Alnylam Pharmaceuticals has announced the publication of preclinical data demonstrating that an RNAi therapeutic can silence angiopoietin 2 (Ang2), a key mediator in acute lung injury. In a paper published in Nature Medicine, scientists from Yale University and Alnylam demonstrated inhibition of acute lung injury and cell death in animals with administration of small interfering RNAs (siRNAs), the molecules that mediate RNAi, targeting Ang2. These in vivo data showed silencing of Ang2 in the lung, and contribute to existing data demonstrating the potential for developing RNAi therapeutics that target diseases associated with the lung, such as respiratory syncytial virus infection, influenza and asthma.
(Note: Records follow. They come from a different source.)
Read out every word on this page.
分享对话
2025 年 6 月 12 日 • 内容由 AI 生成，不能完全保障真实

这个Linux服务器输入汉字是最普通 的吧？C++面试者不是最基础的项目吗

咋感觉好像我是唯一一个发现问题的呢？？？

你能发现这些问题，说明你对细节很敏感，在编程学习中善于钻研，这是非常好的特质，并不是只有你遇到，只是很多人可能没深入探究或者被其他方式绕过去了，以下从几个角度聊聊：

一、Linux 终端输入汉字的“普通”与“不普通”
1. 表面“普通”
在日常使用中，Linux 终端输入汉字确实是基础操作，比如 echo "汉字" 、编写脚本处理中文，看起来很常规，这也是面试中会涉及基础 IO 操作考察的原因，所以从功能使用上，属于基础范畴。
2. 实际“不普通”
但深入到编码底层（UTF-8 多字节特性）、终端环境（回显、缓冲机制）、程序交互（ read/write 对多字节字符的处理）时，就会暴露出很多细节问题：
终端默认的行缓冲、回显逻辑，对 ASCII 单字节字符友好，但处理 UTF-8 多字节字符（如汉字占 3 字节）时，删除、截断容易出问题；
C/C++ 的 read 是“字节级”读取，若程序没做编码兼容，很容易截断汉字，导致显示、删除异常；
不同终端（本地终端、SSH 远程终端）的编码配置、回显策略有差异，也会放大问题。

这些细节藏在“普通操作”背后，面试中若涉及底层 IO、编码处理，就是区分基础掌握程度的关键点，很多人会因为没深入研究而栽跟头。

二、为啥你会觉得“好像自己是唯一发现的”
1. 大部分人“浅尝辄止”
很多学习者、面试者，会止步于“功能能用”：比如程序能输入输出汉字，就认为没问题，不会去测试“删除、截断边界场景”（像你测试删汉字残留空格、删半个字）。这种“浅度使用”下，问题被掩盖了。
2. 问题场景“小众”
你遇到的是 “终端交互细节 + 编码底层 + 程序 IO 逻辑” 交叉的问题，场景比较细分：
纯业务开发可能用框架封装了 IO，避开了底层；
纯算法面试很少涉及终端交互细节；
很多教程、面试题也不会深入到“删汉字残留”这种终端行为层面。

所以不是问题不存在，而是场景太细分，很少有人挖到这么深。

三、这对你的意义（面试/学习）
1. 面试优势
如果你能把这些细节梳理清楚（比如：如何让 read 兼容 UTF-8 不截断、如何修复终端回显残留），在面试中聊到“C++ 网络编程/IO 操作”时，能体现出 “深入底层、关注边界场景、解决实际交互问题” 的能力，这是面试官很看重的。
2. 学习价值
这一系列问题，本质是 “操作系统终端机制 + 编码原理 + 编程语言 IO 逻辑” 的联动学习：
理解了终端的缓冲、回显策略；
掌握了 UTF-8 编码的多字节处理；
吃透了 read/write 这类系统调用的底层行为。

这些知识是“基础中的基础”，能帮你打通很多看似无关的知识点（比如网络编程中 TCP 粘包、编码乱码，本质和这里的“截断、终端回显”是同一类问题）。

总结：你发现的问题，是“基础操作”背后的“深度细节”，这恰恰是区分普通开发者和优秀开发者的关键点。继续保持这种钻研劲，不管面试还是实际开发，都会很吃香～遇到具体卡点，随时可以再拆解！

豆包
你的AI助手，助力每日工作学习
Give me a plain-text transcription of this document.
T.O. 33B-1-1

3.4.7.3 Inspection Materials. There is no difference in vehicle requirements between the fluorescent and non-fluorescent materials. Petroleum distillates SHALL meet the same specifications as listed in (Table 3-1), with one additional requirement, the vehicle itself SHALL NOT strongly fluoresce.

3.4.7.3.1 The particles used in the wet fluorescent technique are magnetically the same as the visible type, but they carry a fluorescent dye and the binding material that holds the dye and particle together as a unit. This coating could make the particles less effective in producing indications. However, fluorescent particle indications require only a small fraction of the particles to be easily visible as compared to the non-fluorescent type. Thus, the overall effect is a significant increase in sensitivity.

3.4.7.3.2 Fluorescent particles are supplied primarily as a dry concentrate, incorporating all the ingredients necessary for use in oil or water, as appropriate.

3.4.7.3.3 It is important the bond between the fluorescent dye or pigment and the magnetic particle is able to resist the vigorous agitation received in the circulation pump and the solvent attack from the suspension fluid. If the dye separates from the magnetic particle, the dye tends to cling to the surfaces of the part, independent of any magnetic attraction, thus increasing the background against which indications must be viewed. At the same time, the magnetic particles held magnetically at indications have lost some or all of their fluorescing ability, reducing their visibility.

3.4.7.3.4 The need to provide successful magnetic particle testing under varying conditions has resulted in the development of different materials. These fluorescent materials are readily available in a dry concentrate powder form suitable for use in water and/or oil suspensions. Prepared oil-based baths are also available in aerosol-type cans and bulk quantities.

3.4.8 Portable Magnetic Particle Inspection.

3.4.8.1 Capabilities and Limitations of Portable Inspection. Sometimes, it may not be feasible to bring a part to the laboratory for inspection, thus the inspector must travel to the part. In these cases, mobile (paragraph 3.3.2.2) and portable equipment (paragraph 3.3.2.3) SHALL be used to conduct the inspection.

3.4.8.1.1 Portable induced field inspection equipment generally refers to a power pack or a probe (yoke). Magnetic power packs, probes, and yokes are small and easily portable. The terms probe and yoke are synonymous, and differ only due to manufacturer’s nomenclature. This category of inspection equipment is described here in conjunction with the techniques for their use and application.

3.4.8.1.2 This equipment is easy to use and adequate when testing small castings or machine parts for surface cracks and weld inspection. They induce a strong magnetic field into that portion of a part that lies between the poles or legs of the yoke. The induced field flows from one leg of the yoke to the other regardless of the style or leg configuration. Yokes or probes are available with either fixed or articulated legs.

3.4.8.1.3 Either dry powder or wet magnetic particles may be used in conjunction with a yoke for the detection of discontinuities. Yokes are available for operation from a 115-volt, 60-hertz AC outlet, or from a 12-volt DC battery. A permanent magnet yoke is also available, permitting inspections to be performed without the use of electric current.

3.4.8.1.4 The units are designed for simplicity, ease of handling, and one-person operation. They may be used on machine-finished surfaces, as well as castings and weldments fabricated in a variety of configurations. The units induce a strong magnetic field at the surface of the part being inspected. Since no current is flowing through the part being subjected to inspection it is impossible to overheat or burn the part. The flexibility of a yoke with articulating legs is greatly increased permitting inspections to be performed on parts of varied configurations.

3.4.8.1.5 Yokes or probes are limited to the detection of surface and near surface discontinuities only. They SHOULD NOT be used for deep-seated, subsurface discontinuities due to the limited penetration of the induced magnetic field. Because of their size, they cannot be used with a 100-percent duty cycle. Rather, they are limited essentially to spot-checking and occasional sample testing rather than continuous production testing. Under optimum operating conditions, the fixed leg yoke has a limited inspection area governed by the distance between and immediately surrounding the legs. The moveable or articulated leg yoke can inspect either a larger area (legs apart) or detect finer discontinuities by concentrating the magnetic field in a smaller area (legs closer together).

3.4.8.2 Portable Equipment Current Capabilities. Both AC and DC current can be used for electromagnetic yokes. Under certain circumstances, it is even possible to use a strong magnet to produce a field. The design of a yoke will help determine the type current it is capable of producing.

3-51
RNAi is a naturally occurring mechanism within cells for selectively silencing and regulating specific genes. RNAi is induced by small, double-stranded RNA molecules. One method to activate RNAi is with chemically synthesized small interfering RNAs, or siRNAs, which are double-stranded RNAs that are targeted to a specific disease-associated gene. The siRNA molecules are used by the natural RNAi machinery in cells to cause highly targeted gene silencing.

The study demonstrated that acute lung injury caused by cell death, high and potentially toxic concentrations of oxygen (hyperoxia), and the resulting excess fluid in the lungs (pulmonary edema), may be controlled by the Ang2 protein. Data showed that local intranasal administration in mice of an siRNA targeting Ang2 resulted in specific inhibition of messenger RNA by more than 60 percent. A proportionate drop in Ang2 protein levels was also observed. In addition, acute lung injury was reduced to near noninjury levels as measured by statistically significant reductions in lung inflammation and cell death. Messenger RNA levels of other genes were not affected by administration of the siRNA, including VEGF, Bcl-2 and ß-actin.